I’ve been reading Bill Dedman’s Empty Mansions, which tells the story of the heiress Huguette Clark. I marvel that she was able to withdraw from the world and live for fifty or more years in seclusion, that she had so much wealth that she was insulated, apparently, from the worries that may plague ordinary people. It were as if her ample means enabled her to live a completely peaceful life, undisturbed by the annoyances of social discourse. She lived as a recluse.
The writer’s life is necessarily isolated. One can’t be highly engaged with people and write. My own writing is easily disrupted, and of late, more disrupted by mundane matters of day-to-day living. These can derail creativity, which exists as a dormant seed that only germinates under certain conditions. I have longed for the means to live as a recluse. Not lavishly, but with means sufficient to never read job ads or ponder how to craft a resume to attract the attention of a possible employer.

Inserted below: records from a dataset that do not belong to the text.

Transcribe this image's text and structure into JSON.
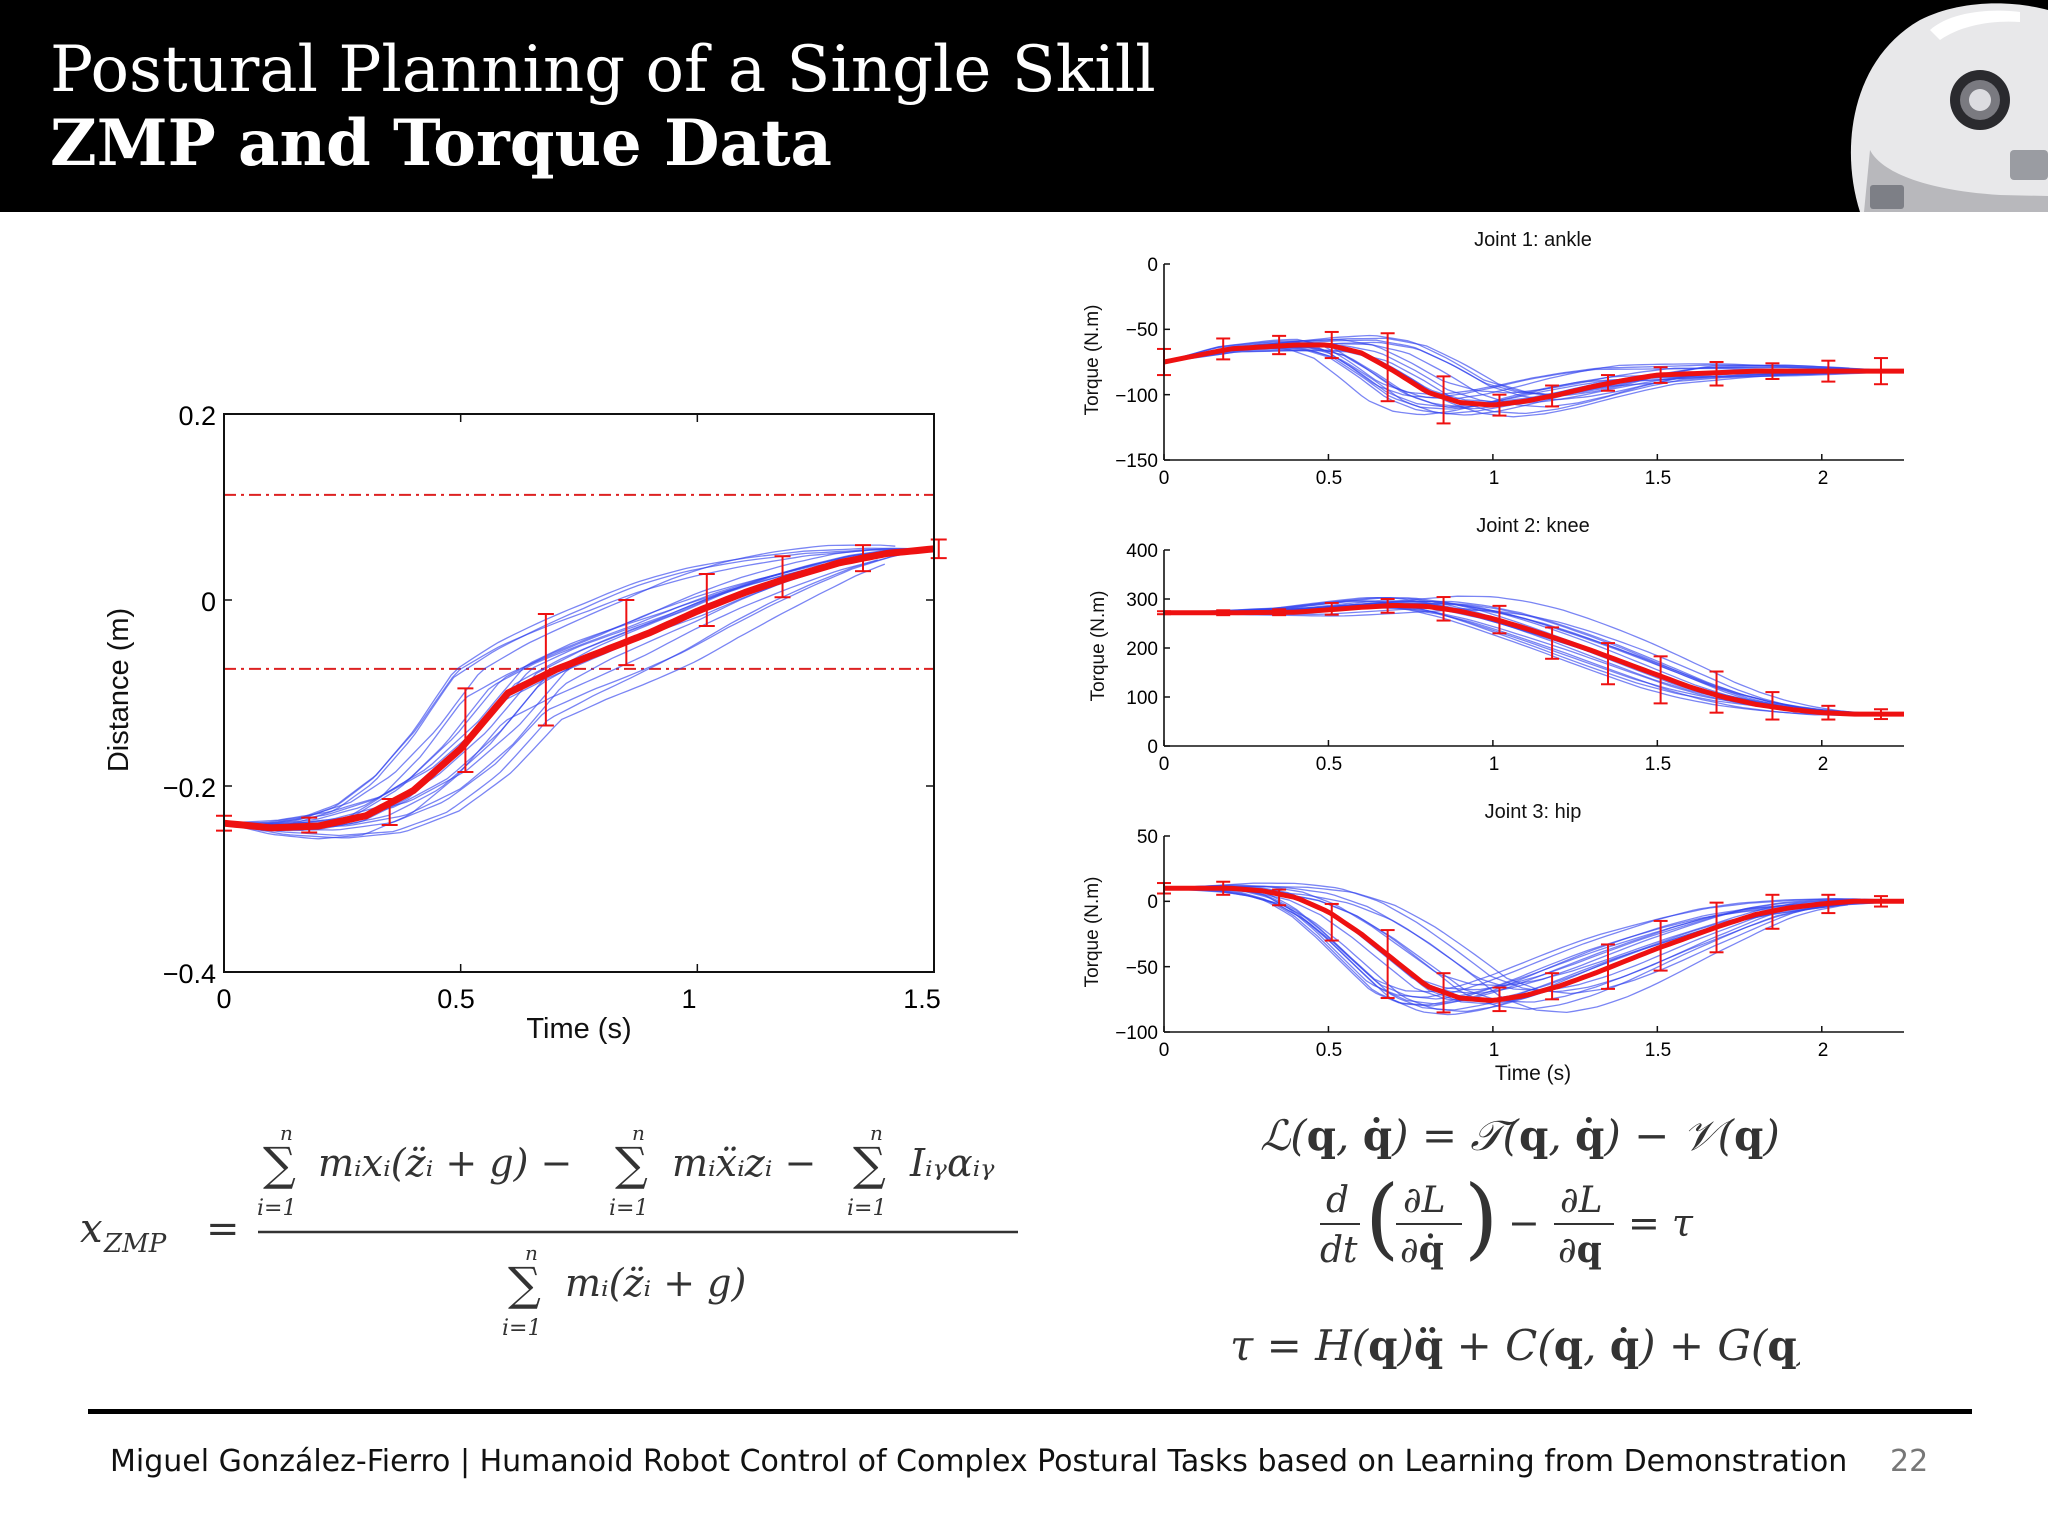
{
  "slide": {
    "title": "Postural Planning of a Single Skill",
    "subtitle": "ZMP and Torque Data",
    "footer": "Miguel González-Fierro  |  Humanoid Robot Control of Complex Postural Tasks based on Learning from Demonstration",
    "page_number": "22"
  },
  "colors": {
    "mean": "#ee1111",
    "trials": "#3344ee",
    "bounds": "#dd2222",
    "header": "#000000"
  },
  "chart_data": [
    {
      "type": "line",
      "title": "",
      "xlabel": "Time (s)",
      "ylabel": "Distance (m)",
      "xlim": [
        0,
        1.5
      ],
      "ylim": [
        -0.4,
        0.2
      ],
      "xticks": [
        "0",
        "0.5",
        "1",
        "1.5"
      ],
      "yticks": [
        "−0.4",
        "−0.2",
        "0",
        "0.2"
      ],
      "bounds": [
        0.113,
        -0.074
      ],
      "mean": {
        "x": [
          0,
          0.1,
          0.2,
          0.3,
          0.4,
          0.5,
          0.6,
          0.7,
          0.8,
          0.9,
          1.0,
          1.1,
          1.2,
          1.3,
          1.4,
          1.5
        ],
        "y": [
          -0.24,
          -0.245,
          -0.243,
          -0.232,
          -0.205,
          -0.16,
          -0.1,
          -0.075,
          -0.055,
          -0.035,
          -0.012,
          0.008,
          0.025,
          0.04,
          0.05,
          0.055
        ]
      },
      "error_bars": {
        "x": [
          0,
          0.18,
          0.35,
          0.51,
          0.68,
          0.85,
          1.02,
          1.18,
          1.35,
          1.51
        ],
        "y": [
          -0.24,
          -0.242,
          -0.228,
          -0.14,
          -0.075,
          -0.035,
          0.0,
          0.025,
          0.045,
          0.055
        ],
        "err": [
          0.008,
          0.008,
          0.014,
          0.045,
          0.06,
          0.035,
          0.028,
          0.022,
          0.014,
          0.01
        ]
      },
      "trials": {
        "count": 20,
        "spread": 0.05
      }
    },
    {
      "type": "line",
      "title": "Joint 1: ankle",
      "xlabel": "",
      "ylabel": "Torque (N.m)",
      "xlim": [
        0,
        2.25
      ],
      "ylim": [
        -150,
        0
      ],
      "xticks": [
        "0",
        "0.5",
        "1",
        "1.5",
        "2"
      ],
      "yticks": [
        "0",
        "−50",
        "−100",
        "−150"
      ],
      "mean": {
        "x": [
          0,
          0.2,
          0.4,
          0.5,
          0.6,
          0.7,
          0.8,
          0.9,
          1.0,
          1.1,
          1.2,
          1.3,
          1.4,
          1.5,
          1.6,
          1.7,
          1.8,
          1.9,
          2.0,
          2.1,
          2.25
        ],
        "y": [
          -75,
          -65,
          -62,
          -62,
          -68,
          -82,
          -98,
          -106,
          -108,
          -105,
          -100,
          -94,
          -89,
          -85,
          -84,
          -83,
          -82,
          -82,
          -82,
          -82,
          -82
        ]
      },
      "error_bars": {
        "x": [
          0,
          0.18,
          0.35,
          0.51,
          0.68,
          0.85,
          1.02,
          1.18,
          1.35,
          1.51,
          1.68,
          1.85,
          2.02,
          2.18
        ],
        "y": [
          -75,
          -65,
          -62,
          -62,
          -79,
          -104,
          -108,
          -101,
          -91,
          -85,
          -84,
          -82,
          -82,
          -82
        ],
        "err": [
          10,
          8,
          7,
          10,
          26,
          18,
          8,
          8,
          6,
          6,
          9,
          6,
          8,
          10
        ]
      },
      "trials": {
        "count": 20,
        "spread": 12
      }
    },
    {
      "type": "line",
      "title": "Joint 2: knee",
      "xlabel": "",
      "ylabel": "Torque (N.m)",
      "xlim": [
        0,
        2.25
      ],
      "ylim": [
        0,
        400
      ],
      "xticks": [
        "0",
        "0.5",
        "1",
        "1.5",
        "2"
      ],
      "yticks": [
        "0",
        "100",
        "200",
        "300",
        "400"
      ],
      "mean": {
        "x": [
          0,
          0.2,
          0.4,
          0.5,
          0.6,
          0.7,
          0.8,
          0.9,
          1.0,
          1.1,
          1.2,
          1.3,
          1.4,
          1.5,
          1.6,
          1.7,
          1.8,
          1.9,
          2.0,
          2.1,
          2.25
        ],
        "y": [
          272,
          272,
          273,
          278,
          283,
          287,
          285,
          275,
          260,
          240,
          218,
          195,
          170,
          145,
          120,
          100,
          85,
          75,
          68,
          65,
          65
        ]
      },
      "error_bars": {
        "x": [
          0,
          0.18,
          0.35,
          0.51,
          0.68,
          0.85,
          1.02,
          1.18,
          1.35,
          1.51,
          1.68,
          1.85,
          2.02,
          2.18
        ],
        "y": [
          272,
          272,
          273,
          280,
          286,
          280,
          258,
          210,
          168,
          135,
          110,
          82,
          68,
          65
        ],
        "err": [
          3,
          5,
          6,
          12,
          14,
          24,
          28,
          32,
          42,
          48,
          42,
          28,
          14,
          10
        ]
      },
      "trials": {
        "count": 20,
        "spread": 25
      }
    },
    {
      "type": "line",
      "title": "Joint 3: hip",
      "xlabel": "Time (s)",
      "ylabel": "Torque (N.m)",
      "xlim": [
        0,
        2.25
      ],
      "ylim": [
        -100,
        50
      ],
      "xticks": [
        "0",
        "0.5",
        "1",
        "1.5",
        "2"
      ],
      "yticks": [
        "50",
        "0",
        "−50",
        "−100"
      ],
      "mean": {
        "x": [
          0,
          0.2,
          0.3,
          0.4,
          0.5,
          0.6,
          0.7,
          0.8,
          0.9,
          1.0,
          1.1,
          1.2,
          1.3,
          1.4,
          1.5,
          1.6,
          1.7,
          1.8,
          1.9,
          2.0,
          2.1,
          2.25
        ],
        "y": [
          10,
          10,
          8,
          3,
          -8,
          -25,
          -45,
          -65,
          -74,
          -76,
          -72,
          -65,
          -56,
          -46,
          -36,
          -27,
          -18,
          -10,
          -5,
          -2,
          0,
          0
        ]
      },
      "error_bars": {
        "x": [
          0,
          0.18,
          0.35,
          0.51,
          0.68,
          0.85,
          1.02,
          1.18,
          1.35,
          1.51,
          1.68,
          1.85,
          2.02,
          2.18
        ],
        "y": [
          10,
          10,
          3,
          -16,
          -48,
          -70,
          -75,
          -65,
          -50,
          -34,
          -20,
          -8,
          -2,
          0
        ],
        "err": [
          4,
          5,
          6,
          14,
          26,
          15,
          9,
          10,
          17,
          19,
          19,
          13,
          7,
          4
        ]
      },
      "trials": {
        "count": 20,
        "spread": 14
      }
    }
  ]
}
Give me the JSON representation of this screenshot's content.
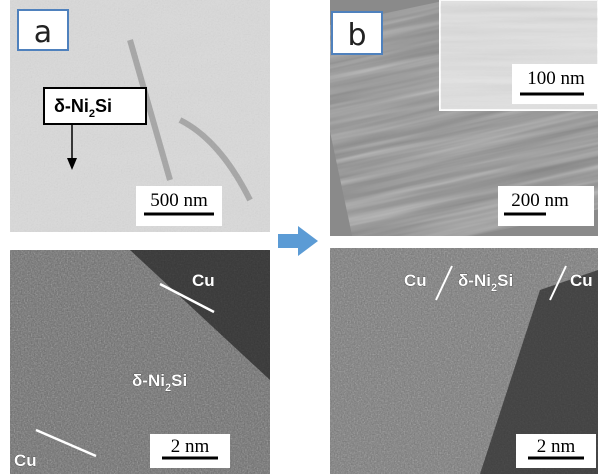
{
  "panels": [
    {
      "label": "a",
      "top": {
        "annotation": {
          "text": "δ-Ni",
          "sub": "2",
          "tail": "Si"
        },
        "scale_bar": "500 nm"
      },
      "bottom": {
        "labels": [
          "Cu",
          "Cu"
        ],
        "phase": {
          "text": "δ-Ni",
          "sub": "2",
          "tail": "Si"
        },
        "scale_bar": "2 nm"
      }
    },
    {
      "label": "b",
      "top": {
        "inset_scale_bar": "100 nm",
        "scale_bar": "200 nm"
      },
      "bottom": {
        "interface": {
          "left": "Cu",
          "middle": {
            "text": "δ-Ni",
            "sub": "2",
            "tail": "Si"
          },
          "right": "Cu"
        },
        "scale_bar": "2 nm"
      }
    }
  ]
}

These two thoughts are balanced with yet another perspective. I’ve also been reading the Dalai Lama. In How to Practice he states: To create the foundation for a potential spiritual state devoid of suffering and limitation, we need to engage in the following practice:
- Identify the ten nonvirtues.
- Identify the ten virtues (which are the opposite of those nonvitues).
- Abandon the former and adopt the latter.
One of the verbal nonvirtues is senseless chatter. It all sounds so simple and within reach. I wonder where blogs figure in this.